US Food Aid and a Simple Argument for Local Procurement

Few months before the 2012 presidential election, political pundits were surprised by the high level bipartisan support reflected in the Senate version of the Food, Conservation, and Energy Act of 2008, or the Farm Bill as it’s commonly known. Even though the House quickly followed with its own version, political calculations prevented the bill to be brought to the floor.

Thanks to the reelection of President Obama, there is a renewed effort to conclude and make into law a final version of the 2012 Farm Bill before end of the year. The current House and the Senate versions of the Farm Bill, however, present drastically contrasting approaches to Food Aid. While the House seeks to maintain the policy of sending American in-kind food to developing countries, the Senate has put forward a mechanism to procure food closer to where it’s needed – the Local and Regional Procurement Program (LRP).

With a political mandate to address the country’s fiscal realities and increase government program effectiveness, policymakers of both parties can find in the LRP the unique opportunity to simultaneously save tax-payers’ dollars and make food aid more effective.  

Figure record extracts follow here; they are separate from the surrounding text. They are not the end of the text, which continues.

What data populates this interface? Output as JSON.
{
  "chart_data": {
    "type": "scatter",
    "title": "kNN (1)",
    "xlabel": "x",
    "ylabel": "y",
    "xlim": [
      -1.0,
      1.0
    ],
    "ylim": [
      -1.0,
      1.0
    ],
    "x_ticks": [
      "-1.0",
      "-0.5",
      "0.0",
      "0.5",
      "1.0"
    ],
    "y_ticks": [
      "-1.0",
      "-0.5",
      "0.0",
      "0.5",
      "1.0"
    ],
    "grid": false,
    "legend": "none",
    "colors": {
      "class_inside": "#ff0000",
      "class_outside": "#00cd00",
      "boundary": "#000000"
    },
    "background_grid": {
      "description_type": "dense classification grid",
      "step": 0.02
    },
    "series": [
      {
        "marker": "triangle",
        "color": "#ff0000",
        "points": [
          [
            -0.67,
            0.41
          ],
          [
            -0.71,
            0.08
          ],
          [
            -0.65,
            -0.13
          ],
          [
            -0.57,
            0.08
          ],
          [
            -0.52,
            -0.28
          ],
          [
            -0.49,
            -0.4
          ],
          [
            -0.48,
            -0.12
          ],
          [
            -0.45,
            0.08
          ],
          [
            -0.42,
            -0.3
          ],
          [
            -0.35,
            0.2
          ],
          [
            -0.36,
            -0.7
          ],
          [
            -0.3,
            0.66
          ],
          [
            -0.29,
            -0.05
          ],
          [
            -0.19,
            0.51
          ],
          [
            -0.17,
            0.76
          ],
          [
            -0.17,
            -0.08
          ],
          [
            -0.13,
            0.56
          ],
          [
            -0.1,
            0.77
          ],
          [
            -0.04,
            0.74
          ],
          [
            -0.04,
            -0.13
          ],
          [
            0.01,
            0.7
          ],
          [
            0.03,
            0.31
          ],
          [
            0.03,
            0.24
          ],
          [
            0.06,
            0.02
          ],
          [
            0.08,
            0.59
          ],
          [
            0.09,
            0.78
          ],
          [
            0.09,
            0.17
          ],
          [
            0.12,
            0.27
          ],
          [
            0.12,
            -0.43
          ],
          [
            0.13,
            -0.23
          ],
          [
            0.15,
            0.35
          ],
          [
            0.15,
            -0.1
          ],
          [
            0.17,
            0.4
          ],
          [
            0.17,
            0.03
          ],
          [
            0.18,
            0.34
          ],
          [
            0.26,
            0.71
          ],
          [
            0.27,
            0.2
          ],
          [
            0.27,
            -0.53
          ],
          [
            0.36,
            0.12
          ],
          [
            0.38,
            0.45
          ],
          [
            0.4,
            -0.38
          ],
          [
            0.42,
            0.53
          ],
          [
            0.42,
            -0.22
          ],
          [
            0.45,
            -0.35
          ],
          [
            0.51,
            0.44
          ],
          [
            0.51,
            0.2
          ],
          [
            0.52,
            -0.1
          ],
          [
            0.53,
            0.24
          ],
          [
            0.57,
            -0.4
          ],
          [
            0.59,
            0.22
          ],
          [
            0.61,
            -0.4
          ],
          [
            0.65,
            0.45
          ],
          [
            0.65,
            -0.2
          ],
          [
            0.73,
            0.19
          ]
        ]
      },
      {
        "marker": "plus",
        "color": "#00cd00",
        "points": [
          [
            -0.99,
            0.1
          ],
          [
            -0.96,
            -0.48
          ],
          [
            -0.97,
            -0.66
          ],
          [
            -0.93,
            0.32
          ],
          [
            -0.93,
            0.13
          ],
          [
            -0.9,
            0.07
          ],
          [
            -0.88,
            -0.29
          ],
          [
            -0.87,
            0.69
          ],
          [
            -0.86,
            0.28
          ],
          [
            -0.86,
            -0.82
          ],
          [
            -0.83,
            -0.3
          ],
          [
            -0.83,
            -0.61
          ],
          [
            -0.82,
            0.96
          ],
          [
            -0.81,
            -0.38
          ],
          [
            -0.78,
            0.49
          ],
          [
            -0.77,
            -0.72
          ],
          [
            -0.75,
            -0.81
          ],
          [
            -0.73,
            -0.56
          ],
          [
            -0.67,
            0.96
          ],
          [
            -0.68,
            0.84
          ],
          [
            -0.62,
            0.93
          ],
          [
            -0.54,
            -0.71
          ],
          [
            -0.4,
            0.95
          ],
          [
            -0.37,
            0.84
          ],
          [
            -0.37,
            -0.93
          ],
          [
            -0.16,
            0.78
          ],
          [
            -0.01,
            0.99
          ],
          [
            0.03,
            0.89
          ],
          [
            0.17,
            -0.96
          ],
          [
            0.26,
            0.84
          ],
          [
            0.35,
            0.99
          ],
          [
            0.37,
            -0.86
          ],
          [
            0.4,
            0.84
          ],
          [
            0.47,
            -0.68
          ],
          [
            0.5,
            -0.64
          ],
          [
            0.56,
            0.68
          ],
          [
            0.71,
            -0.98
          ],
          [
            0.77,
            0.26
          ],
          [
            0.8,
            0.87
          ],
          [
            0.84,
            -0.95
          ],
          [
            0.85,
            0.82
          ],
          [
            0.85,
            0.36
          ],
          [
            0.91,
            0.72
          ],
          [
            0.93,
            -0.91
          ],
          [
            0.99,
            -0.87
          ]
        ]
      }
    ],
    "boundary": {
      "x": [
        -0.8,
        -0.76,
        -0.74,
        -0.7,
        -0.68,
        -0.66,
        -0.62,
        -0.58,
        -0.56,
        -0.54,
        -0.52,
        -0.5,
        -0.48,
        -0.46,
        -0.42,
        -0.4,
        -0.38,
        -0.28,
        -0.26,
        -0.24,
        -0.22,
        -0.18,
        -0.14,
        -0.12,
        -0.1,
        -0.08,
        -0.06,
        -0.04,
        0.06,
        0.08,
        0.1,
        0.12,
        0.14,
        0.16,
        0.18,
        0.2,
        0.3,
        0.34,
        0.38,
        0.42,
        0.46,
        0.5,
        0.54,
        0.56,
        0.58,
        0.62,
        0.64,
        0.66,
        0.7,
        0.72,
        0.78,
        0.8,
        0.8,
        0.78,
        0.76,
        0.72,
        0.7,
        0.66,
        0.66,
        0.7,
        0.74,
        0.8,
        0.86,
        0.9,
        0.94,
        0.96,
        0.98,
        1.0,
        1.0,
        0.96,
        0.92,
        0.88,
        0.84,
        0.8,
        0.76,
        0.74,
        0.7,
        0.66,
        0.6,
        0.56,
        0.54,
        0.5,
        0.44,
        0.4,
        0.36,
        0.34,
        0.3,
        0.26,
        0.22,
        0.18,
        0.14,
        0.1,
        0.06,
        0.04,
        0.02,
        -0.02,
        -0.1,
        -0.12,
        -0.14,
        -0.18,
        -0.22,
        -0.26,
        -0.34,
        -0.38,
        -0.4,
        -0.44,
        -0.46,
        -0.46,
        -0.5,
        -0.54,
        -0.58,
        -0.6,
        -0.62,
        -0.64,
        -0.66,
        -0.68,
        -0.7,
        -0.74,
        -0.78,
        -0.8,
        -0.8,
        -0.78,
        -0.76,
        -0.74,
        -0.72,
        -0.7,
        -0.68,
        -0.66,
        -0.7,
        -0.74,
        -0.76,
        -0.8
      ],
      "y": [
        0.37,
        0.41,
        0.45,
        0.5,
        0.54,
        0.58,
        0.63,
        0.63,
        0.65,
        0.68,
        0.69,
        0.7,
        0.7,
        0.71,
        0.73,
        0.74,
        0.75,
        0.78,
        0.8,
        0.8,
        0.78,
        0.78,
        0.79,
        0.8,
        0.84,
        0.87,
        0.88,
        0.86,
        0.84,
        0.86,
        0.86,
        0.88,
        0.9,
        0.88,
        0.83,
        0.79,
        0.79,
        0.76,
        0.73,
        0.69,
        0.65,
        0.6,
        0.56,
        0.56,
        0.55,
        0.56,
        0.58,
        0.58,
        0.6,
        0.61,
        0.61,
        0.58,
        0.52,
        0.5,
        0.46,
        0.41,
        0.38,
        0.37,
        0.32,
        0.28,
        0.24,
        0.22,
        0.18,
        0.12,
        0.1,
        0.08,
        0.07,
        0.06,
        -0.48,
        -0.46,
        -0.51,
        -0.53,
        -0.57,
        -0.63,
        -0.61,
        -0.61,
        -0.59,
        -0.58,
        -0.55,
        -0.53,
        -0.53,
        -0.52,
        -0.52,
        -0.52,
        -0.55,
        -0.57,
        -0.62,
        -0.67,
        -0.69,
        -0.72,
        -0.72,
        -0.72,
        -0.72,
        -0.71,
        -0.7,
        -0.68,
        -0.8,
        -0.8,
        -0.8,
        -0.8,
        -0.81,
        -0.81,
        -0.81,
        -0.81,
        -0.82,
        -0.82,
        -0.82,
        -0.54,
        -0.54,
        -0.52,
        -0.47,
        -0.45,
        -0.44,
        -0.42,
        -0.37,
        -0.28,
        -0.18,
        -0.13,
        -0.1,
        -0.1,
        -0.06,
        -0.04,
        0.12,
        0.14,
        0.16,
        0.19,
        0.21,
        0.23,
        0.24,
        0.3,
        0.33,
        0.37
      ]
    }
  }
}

For more info, check out the infographic below and a new report published by Oxfam and AJWS. Also, don't miss the good research from GAO and the Cornell folks 

Monday, November 12, 2012

UN Secretary General’s Zero Hunger Challenge:

100% access to adequate food all year round

Enabling all people to access the food they need at all times through nutrition-sensitive agriculture and food systems, marketing, decent and productive employment, a social protection floor, targeted safety nets and food assistance; boosting food supply from local producers;
through open, fair and well-functioning markets and trade policies at local, regional and international level, preventing excessive food price volatility.

Zero stunted children less than 2 years

Ensuring universal access to nutritious food in the 1000-day window of opportunity between the start of pregnancy and a child’s second birthday, supported by nutrition-sensitive health care, water, sanitation, education and specific nutrition interventions, coupled with initiatives that enable empowerment of women, as encouraged within the Movement for Scaling Up Nutrition.

All food systems are sustainable

Ensuring that all farmers, agribusinesses, cooperatives, governments, unions and civil society establish standards for sustainability; verifying their observance and being accountable for them; encouraging and rewarding universal adoption of sustainable and climate-resilient agriculture practices; pursuing cross-sectoral policy coherence (encompassing energy, land use, water and climate); implementing responsible governance of land, fisheries and forests.

100% increase in smallholder productivity and income

Reducing rural poverty and improving wellbeing through encouraging decent work, and increasing smallholders’ income; empowering women, small farmers, fishers, pastoralists, young people, farmer organizations, indigenous people and their communities; supporting agricultural
research and innovation; improving land tenure, access to assets and to natural resources, making sure that all investments in agriculture and value chains are responsible and accountable; developing multidimensional indicators for people’s resilience and wellbeing.

Zero loss or waste of food

Minimizing food losses during storage and transport, and waste of food by retailers and consumers; empowering consumer choice through appropriate labeling; commitments by producers, retailers and consumers within all nations; achieving progress through financial incentives, collective pledges, locally-relevant technologies and changed behavior.